We now have build our inverted index for searching. Now we can use a query table to find correlated data.

### Querying the index
#### Step 1
We start by building the inverted index for the sketch of our query data.

In [19]:
# load query table: (key & target)
query = pd.read_csv('data/q.csv')
query.columns.name = 'q'
display(query)

# as above:
# 1. build sketch of query table
sketch = qcr.create_sketch(query['Country'], query['Life expectancy '], hash_function, n=5)
# 2. generate terms
search_terms = qcr.key_labeling(sketch)
print("search terms:")
search_terms

q,Country,Life expectancy
0,Armenia,73.4
1,Colombia,73.2875
2,Equatorial Guinea,55.3125
3,Germany,81.175
4,Kazakhstan,66.7625
5,Montenegro,74.5
6,Nicaragua,73.45
7,Nigeria,51.35625
8,Paraguay,73.1125
9,United States of America,78.0625


search terms:


['Armenia+1',
 'Nicaragua+1',
 'Equatorial Guinea-1',
 'United States of America+1',
 'Colombia+1']

### negative correlation
as we also might be interested in negative correlation, we negate the values and build a second set of labeled keys.
This results in two query tables: one for positive correlation, one for negative.

In [20]:
# 3.  inverse values of sketch
# for negative correlation
inverse_search_terms = key_labeling(
    list(map((lambda key_value: (key_value[0], -key_value[1])), sketch))
    ) # same function as above, input key is inverted
print("inverse search terms:")
inverse_search_terms

inverse search terms:


['Armenia-1',
 'Nicaragua-1',
 'Equatorial Guinea+1',
 'United States of America-1',
 'Colombia-1']

#### Step 2
Using our new search terms, we can now query the index. We then count which table comes up how often in the results.
we limit the output to the ten most correlated tables

In [21]:
# execute query
# 1. load index
inverted_index = load_index()

# count how many tables match the search terms
result = Counter()
result.update(
    "+:" + table_id for term in search_terms for table_id in inverted_index[term]
)
result.update(
    "-:" + table_id for term in inverse_search_terms for table_id in inverted_index[term]
)

sketch = result.most_common(10)
sketch

[('+:t2', 5), ('+:t3', 4), ('-:t1', 4), ('-:t3', 4), ('+:t1', 1)]

In [22]:
# we see t2 and t1 are correlated

In [23]:
result = query.join(table1.set_index('Country'), on='Country' , how='left', lsuffix='_who', rsuffix='_kaggle')
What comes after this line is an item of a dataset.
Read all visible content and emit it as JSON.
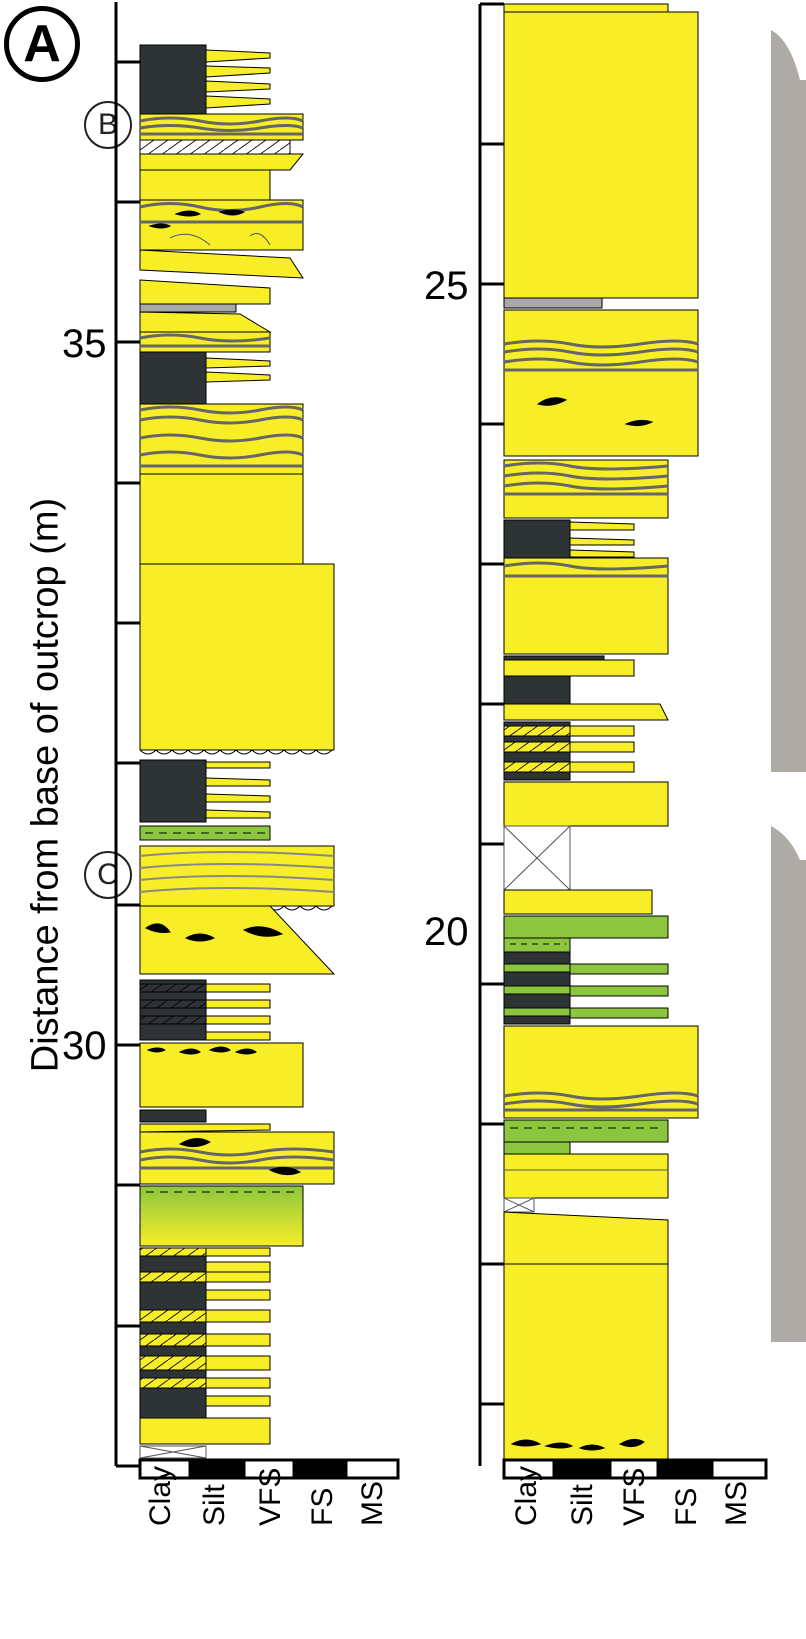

result = result.join(table2.set_index('Country'), on='Country' , how='left', lsuffix='_who', rsuffix='_kaggle')

result

t1,Country,Alcohol
0,Armenia,3.702667
1,Colombia,4.419333
2,Equatorial Guinea,7.342
3,Germany,11.628667
4,Kazakhstan,6.641333
5,Montenegro,2.584286
6,Nicaragua,3.596667
7,Nigeria,8.646667
8,Paraguay,5.527333
9,United States of America,8.579333